I was actually surprised by NBC's decision to essentially cancel The Jay Leno Show. After all, it didn't have to bring in many viewers to make a profit, and the show appeared to be achieving that less than stellar goal. What I hadn't counted on was the dissatisfaction of the affiliates with the inability of The Jay Leno Show to bring in viewers to the 10 o'clock local news. Even The Tonight Show has experienced a decline in viewers that might be partially attributable to the poor lead in. In other words, Law & Order brought more viewers to the local news than Jay Leno does.
So what does NBC do? They screw it up, just as they have the last two times The Tonight Show changed hosts.

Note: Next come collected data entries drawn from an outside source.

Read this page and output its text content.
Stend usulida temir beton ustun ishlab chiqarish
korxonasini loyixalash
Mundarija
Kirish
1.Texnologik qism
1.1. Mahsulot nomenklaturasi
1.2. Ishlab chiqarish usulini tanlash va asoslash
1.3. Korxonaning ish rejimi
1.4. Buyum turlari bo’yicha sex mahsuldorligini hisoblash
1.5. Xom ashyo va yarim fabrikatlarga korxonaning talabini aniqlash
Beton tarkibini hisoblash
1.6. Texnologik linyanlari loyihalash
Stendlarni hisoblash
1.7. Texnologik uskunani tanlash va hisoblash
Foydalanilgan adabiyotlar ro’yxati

Fearful that Leno will jump ship to another competitor, the powers-that-be decided that Leno will take the post local news slot (10:30 central time) and The Tonight Show, hosted by Conan O'Brien, will start at 11. Jimmy Fallon's show will start at midnight.
Guess what? O'Brien hates the idea. He has no intention of taking a back seat to Leno. NBC clearly cannot keep both. And the late night shows have been abuzz with jokes and snippy comments about the entire situation.
But of more interest to me, and more fitting to the theme of this blog, is that extra hour each week day that will soon be left free. My first thought, when I heard, was to wonder if NBC was sorry it had cancelled Southland before its second season, which NBC had already ordered. Fortunately for the show and its fans, TNT decided to pick it up. I've since heard that the Law & Orders (original, SVU, and Criminal Intent) will be airing at the 9:00 hour originally taken by Jay Leno. as will a reality show or two and an episode of Dateline. NBC has time, however, as nothing will really change until after the Olympics in February. Perhaps something will fall into their laps.